For their upcoming surgery, Miss Tay wants to make her eyes bigger so that they will be more proportionate to her face, while Mr Yow wants to lift his droopy eyelids.

However, in the pre-surgery 30-minute consultation with their Korean surgeon Dr Lee Mu Young via Skype in early September, they got more than what they asked for.

Miss Tay said: “The doctor suggested cutting the inner and outer corners of my eyes to make them bigger, and also perform a tip plasty on my nose to make the tip of it sharper.”

As for Mr Yow, Dr Lee had suggested that in addition to lifting the eyelids, he would lengthen Mr Yow’s nose and also lengthen his chin to balance it out.

The fully sponsored surgeries for them cost $20,000 each, and they will stay in Korea for seven days, which is roughly the recovery period needed for their surgery.

As the two pals have to blog about their entire experience after the surgery as part of the sponsorship deal with SM, are they prepared for any backlash that’s bound to come their way?

A calm Miss Tay said: “I don’t understand why people will hate others just because they have had plastic surgery. It doesn’t make sense that we make ourselves look prettier and people hate us for that. I am not fearful of criticisms online.”

A more hesitant Mr Yow admits that he is easily affected by negative comments online and will try to brace himself for them.
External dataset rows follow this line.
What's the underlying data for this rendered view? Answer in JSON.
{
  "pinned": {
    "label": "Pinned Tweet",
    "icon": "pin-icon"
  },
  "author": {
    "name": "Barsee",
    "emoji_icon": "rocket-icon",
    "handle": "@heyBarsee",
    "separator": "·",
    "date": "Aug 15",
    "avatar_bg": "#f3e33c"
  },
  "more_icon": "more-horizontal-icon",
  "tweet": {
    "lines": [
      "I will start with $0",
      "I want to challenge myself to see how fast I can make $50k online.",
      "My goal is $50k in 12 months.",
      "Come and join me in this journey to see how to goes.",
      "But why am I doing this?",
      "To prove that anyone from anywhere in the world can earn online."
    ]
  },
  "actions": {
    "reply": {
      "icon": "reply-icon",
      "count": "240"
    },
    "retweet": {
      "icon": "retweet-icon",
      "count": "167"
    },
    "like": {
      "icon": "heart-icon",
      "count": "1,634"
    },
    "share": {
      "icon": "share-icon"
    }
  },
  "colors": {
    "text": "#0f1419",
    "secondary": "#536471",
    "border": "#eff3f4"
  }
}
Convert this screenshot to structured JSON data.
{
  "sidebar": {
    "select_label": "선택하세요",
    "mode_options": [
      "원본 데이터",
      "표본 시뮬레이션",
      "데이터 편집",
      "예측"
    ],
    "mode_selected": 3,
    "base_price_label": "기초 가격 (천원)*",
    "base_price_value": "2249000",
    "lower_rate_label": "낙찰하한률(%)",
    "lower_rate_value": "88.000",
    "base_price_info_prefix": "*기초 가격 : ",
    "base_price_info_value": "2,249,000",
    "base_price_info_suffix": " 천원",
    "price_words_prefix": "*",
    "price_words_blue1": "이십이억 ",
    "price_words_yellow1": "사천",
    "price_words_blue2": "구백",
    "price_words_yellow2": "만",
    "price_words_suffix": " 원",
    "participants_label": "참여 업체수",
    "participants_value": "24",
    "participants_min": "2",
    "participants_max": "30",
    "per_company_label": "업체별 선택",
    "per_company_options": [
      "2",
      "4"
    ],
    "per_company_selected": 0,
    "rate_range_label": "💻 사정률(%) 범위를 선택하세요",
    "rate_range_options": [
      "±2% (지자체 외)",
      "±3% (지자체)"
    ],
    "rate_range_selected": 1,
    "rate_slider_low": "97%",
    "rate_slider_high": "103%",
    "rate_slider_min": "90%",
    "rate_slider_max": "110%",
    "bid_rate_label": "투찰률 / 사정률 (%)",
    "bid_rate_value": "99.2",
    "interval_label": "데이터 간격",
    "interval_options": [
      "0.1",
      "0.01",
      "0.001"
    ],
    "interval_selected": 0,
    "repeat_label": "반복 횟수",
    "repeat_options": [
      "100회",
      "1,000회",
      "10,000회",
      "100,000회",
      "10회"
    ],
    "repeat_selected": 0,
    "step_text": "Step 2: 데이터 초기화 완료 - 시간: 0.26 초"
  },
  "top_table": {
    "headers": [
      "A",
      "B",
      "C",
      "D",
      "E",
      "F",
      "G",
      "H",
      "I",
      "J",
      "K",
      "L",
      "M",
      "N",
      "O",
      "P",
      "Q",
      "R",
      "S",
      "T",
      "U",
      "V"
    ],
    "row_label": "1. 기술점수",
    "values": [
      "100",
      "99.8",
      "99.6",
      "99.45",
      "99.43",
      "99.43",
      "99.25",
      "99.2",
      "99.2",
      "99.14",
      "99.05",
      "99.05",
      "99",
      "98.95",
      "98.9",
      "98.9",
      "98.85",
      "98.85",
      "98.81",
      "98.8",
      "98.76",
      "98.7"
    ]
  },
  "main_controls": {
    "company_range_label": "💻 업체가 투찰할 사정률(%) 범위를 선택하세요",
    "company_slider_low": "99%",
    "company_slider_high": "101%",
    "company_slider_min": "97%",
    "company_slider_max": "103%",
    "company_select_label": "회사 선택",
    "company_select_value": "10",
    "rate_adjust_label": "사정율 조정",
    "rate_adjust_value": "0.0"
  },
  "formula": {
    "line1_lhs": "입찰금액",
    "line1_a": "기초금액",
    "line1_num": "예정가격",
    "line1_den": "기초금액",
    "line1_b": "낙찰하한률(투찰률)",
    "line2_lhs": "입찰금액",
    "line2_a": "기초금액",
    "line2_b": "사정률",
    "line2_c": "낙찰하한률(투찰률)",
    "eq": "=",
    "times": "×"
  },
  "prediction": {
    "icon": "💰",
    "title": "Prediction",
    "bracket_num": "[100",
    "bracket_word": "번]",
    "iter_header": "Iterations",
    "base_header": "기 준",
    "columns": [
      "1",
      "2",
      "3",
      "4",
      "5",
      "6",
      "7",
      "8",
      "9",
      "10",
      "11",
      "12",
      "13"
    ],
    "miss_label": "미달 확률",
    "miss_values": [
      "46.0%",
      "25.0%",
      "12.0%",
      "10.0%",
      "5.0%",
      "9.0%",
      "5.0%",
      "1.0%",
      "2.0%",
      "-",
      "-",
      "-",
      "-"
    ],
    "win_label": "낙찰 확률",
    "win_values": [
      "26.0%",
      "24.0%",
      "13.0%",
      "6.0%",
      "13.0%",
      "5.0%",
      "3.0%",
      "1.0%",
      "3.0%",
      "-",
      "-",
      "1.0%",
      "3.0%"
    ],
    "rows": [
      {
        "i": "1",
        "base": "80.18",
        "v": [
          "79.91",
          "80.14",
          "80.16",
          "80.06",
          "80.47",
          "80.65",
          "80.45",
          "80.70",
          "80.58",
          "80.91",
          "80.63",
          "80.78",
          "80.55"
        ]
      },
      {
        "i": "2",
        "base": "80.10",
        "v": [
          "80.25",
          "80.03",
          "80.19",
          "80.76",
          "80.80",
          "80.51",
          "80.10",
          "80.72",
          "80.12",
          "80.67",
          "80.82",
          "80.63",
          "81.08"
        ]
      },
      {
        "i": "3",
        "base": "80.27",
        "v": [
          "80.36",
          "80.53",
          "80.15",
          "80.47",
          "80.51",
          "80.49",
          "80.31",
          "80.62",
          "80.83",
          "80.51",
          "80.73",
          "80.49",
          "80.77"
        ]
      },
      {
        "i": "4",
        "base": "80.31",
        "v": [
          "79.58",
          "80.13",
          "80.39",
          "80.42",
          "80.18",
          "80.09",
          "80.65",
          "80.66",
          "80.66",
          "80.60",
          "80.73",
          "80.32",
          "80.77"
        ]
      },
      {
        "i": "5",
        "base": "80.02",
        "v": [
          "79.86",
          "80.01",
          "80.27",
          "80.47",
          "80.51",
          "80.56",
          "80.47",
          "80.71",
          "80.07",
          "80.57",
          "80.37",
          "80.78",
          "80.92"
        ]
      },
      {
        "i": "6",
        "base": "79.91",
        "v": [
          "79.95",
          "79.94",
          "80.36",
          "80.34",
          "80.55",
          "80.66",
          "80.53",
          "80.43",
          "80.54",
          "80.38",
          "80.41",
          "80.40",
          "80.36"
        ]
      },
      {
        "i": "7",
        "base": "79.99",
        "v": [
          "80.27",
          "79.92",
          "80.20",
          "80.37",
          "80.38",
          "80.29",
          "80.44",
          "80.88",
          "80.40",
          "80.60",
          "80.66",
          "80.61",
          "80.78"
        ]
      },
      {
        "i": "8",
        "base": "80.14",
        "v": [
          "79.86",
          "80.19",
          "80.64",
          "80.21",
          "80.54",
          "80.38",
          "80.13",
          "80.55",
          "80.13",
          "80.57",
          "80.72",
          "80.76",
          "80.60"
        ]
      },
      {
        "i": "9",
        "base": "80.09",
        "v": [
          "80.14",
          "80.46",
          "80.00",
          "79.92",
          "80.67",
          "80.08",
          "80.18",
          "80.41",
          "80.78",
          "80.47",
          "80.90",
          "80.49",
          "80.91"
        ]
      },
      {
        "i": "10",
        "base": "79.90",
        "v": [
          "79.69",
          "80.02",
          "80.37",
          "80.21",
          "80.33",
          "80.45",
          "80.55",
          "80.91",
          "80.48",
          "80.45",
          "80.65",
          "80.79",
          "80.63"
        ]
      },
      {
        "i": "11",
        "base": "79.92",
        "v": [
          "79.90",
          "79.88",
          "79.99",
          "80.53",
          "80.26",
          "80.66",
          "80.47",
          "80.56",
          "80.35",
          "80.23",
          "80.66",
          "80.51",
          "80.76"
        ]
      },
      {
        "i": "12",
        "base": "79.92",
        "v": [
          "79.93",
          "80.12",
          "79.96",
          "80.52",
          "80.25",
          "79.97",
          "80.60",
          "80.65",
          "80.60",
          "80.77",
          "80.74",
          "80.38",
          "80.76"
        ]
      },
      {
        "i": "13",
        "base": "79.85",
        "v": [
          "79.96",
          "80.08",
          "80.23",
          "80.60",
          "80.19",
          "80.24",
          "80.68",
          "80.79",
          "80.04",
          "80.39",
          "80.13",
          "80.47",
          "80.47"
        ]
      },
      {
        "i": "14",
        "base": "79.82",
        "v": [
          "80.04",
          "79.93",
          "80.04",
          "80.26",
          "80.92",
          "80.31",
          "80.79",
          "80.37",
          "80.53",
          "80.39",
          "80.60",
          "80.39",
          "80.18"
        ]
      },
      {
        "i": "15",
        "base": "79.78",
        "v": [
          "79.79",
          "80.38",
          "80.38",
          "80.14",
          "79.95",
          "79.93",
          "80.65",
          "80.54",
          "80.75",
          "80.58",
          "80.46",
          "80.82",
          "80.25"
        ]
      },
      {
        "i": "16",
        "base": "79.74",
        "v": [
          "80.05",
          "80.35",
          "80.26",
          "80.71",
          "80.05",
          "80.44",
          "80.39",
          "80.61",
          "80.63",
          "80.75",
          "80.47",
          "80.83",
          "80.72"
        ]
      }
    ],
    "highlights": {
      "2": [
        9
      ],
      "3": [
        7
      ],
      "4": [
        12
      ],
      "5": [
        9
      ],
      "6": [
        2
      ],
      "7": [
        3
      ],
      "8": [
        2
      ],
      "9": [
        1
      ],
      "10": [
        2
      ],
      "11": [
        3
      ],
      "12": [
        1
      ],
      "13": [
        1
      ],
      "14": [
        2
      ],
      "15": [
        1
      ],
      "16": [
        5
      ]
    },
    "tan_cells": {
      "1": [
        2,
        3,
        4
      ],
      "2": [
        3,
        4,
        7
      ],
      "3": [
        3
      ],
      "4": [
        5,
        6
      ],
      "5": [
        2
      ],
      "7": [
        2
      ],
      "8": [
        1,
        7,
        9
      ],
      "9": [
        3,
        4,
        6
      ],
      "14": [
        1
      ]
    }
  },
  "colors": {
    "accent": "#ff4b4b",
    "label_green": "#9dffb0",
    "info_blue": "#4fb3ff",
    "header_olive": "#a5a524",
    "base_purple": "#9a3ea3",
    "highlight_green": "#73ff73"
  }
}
“I haven’t thought of how I am going to deal with them. I might not read any of the comments at all.”

Both of them say that their family members and friends have been very supportive of their plan to go ahead with the surgery.

On choosing the pair, Miss Ivy Tay, 29, international marketing manager of SM PS Asia which handles marketing for SM Plastic Surgery, said: “Both of them are very prolific online and they have known each other for over four years now. They can be there for each other and support each other during the trip, which will give them a good experience.

“These days, everyone wants to look good, and image is very important. Thus, it is getting more common for people who are not bad-looking to further enhance themselves to look better.”

Dr Martin Huang, a plastic surgeon at The Cosmetic Surgery Clinic in Paragon, said he's seen a 10 to 20 per cent increase in the number of attractive people who go for cosmetic surgery now as compared to the past two years.

He told The New Paper: “Even good-looking people will still find some minor flaws that can be corrected. The standard of looking good is getting higher and higher, and the bar keeps getting raised.”

Dr Huang added: “People are looking at themselves more critically in terms of all the different parts of their faces and bodies.

"For each facial and body part, they are applying a higher standard of beauty and becoming less tolerant of imperfections.”

The most common procedures are upper and lower eyelid surgery, rhinoplasty, breast augmentation and liposuction, said Dr Huang.

For Mr Yow, he hopes to exude a cute, boyish vibe post-surgery.

“I don’t want to go for the manly look. Instead, I want to be like G-Dragon (of K-pop boy band Big Bang) as he gives off this boyish feel which I like.”

Miss Tay said: “I like (Hong Kong-based Chinese model-actress) Angelababy’s look but it is impossible to look like her. Some people have said I resemble K-pop singer BoA, so I don’t mind looking even more like her after the surgery.”